German contracting giant Hochtief in joint venture with J Murphy & Sons has scooped Crossrail’s Thames Tunnel contract, NCE can reveal.
Scheme promoter Crossrail is understood to have made its decision and will go public once the Treasury has completed its final review of the Crossrail project on 6 April.
The 6 April review date is the final review point for the scheme and signals greater independence for Crossrail from the Department for Transport (DfT).
After that date, Crossrail will no longer need to liaise with the DfT before letting each contract, so it is expected that the station contracts will follow soon after the review.
The 2.64km long Thames tunnel between Plumstead and North Woolwich − worth between £250M and £400M − will be driven through predominantly chalky ground using a slurry tunnel boring machine (TBM).
“The news will be another blow to UK contractors”
The Hochtief/J Murphy partnership beat off competition from joint ventures comprising: Alpine-Bemo/Balfour Beatty Civil Engineering/Morgan Sindall/Vinci Construction Grands Projets; Bam Nuttall/Ferrovial Agroman/Kier Construction; Bilfinger Berger Civil/Costain/Skanska Construction UK; and Bouygues Travaux Publics/Laing O’Rourke Construction and Strabag.
The news will be yet another blow to UK contractors Balfour Beatty, Costain, Skanska and Laing O’Rourke which also featured in the failed bid teams for the two central running tunnel contracts let in December (NCE 16 December 2010). None of them are on the shortlist for the remaining tunnelling contract for the £25M to £100M Connaught Tunnel refurbishment.
Vinci for Connaught tunnel
NCE understands that Vinci is poised to take the contract for the tricky 550m long Connaught tunnel, which is also expected to be let soon after 6 April. Bam Nuttall, the Hochtief/J Murphy JV and Barhale/VolkerFitzpatrick JV had been in the running.
The Hochtief and J Murphy partnership brings with it slurry TBM experience from the Channel Tunnel Rail Link (HS1). Murphy has more recently added cable tunnels for the Olympics to its project portfolio.
The UK-based contractors will now be pinning their hopes on winning some of the key station contracts.
Speaking to NCE late last year Crossrail programme director Andy Mitchell said the station contracts would be let from late summer.
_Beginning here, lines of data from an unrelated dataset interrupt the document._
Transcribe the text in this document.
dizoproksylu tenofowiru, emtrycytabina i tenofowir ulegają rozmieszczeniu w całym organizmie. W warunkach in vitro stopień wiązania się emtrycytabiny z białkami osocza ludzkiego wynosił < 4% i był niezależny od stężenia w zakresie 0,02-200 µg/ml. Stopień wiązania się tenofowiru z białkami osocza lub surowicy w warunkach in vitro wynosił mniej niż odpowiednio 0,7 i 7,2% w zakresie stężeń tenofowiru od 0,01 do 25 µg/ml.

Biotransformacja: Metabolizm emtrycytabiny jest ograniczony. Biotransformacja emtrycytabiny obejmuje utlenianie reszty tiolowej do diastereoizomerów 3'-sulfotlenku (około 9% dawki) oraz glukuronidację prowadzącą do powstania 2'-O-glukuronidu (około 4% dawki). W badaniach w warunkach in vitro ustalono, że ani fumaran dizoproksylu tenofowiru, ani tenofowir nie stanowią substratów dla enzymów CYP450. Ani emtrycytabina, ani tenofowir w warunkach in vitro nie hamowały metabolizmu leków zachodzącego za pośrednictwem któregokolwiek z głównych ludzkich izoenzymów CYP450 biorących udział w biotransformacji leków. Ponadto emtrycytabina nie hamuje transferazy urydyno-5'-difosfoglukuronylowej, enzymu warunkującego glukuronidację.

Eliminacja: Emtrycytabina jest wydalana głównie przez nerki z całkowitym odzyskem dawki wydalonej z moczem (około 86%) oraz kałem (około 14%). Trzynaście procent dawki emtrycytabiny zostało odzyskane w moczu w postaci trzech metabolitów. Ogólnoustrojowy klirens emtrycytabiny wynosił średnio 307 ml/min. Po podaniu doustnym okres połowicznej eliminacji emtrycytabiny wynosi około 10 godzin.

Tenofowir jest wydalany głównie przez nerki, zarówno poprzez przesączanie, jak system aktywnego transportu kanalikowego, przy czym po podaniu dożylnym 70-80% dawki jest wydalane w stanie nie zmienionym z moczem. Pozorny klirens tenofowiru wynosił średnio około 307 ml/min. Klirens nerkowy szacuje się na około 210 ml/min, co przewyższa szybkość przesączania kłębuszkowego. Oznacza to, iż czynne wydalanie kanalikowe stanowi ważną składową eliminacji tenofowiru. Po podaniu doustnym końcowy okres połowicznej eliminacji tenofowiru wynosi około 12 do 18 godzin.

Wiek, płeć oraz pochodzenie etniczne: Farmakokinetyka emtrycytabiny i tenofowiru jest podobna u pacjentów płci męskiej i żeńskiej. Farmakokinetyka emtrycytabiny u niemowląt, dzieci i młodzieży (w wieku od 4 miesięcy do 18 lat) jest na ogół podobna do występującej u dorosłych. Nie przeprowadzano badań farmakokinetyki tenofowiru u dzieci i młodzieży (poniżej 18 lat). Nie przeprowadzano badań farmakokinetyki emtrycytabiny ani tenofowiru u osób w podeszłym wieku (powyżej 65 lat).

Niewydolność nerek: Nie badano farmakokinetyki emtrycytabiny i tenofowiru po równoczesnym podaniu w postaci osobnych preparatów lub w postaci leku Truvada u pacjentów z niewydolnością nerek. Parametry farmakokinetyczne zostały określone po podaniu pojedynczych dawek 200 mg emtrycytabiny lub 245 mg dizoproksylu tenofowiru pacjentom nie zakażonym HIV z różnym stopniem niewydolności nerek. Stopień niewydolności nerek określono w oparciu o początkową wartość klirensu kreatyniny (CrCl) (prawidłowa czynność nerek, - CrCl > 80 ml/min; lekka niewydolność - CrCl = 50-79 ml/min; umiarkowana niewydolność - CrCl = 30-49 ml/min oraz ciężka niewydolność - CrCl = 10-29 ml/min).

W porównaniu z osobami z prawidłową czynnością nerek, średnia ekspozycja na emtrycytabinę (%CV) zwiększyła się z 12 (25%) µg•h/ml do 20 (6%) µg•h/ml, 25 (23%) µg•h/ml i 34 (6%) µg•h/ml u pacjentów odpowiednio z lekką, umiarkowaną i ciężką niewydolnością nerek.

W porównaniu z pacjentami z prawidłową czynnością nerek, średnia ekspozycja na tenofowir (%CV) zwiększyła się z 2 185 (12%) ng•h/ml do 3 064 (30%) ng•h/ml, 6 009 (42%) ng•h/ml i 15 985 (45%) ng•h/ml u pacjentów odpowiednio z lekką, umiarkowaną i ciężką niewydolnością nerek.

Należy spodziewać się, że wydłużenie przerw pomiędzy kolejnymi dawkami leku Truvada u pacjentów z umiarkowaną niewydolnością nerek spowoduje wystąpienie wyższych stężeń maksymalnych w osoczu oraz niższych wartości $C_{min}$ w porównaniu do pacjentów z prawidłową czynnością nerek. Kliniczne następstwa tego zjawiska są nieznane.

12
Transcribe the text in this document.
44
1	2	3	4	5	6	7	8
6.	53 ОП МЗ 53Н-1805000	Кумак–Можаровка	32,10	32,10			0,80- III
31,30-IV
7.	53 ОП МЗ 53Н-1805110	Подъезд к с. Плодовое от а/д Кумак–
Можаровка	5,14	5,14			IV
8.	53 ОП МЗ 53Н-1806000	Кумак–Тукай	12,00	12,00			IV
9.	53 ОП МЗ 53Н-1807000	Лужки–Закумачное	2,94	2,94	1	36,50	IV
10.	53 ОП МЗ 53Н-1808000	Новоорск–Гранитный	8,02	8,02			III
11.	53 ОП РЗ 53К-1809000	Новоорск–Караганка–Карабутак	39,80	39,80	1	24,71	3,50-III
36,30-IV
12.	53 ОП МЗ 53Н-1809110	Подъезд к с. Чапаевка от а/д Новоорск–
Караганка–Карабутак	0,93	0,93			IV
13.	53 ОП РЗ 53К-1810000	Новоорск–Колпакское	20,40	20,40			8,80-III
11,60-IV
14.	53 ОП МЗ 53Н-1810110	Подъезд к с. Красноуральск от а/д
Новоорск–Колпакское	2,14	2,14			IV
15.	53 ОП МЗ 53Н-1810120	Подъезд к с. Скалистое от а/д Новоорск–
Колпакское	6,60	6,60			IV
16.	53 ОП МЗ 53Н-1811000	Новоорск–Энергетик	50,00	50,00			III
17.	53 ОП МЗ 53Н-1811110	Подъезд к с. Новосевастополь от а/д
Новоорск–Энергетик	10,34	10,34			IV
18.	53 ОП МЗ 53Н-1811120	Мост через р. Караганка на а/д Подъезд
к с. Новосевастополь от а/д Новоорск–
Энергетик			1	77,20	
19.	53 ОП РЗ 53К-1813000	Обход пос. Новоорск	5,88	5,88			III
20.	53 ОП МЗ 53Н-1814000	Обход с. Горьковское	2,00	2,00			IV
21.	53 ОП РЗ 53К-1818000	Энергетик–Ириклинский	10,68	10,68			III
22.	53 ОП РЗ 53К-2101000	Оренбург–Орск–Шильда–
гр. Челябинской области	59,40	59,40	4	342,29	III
These include the work at Farringdon, worth between £250M and £400M and work at Paddington, Bond Street, Tottenham Court Road, Liverpool Street and Whitechapel, which are all expected to be worth between £100M and £250M.
Crossrail restructuring likely
Sources also told NCE that the Treasury review will be swiftly followed by an announcement on the restructuring of Crossrail and its delivery partners Crossrail Central and Transcend.
NCE understands that this is likely to result in a dramatically diminished responsibility − and contract value − for providers including Crossrail Central leader Bechtel. Sources said that the firms had failed to contribute enough innovation to the scheme.
It is accepted, however, that innovation had been hampered by changes to the project following last year’s change of government and last October’s Comprehensive Spending Review (NCE 28 October 2010).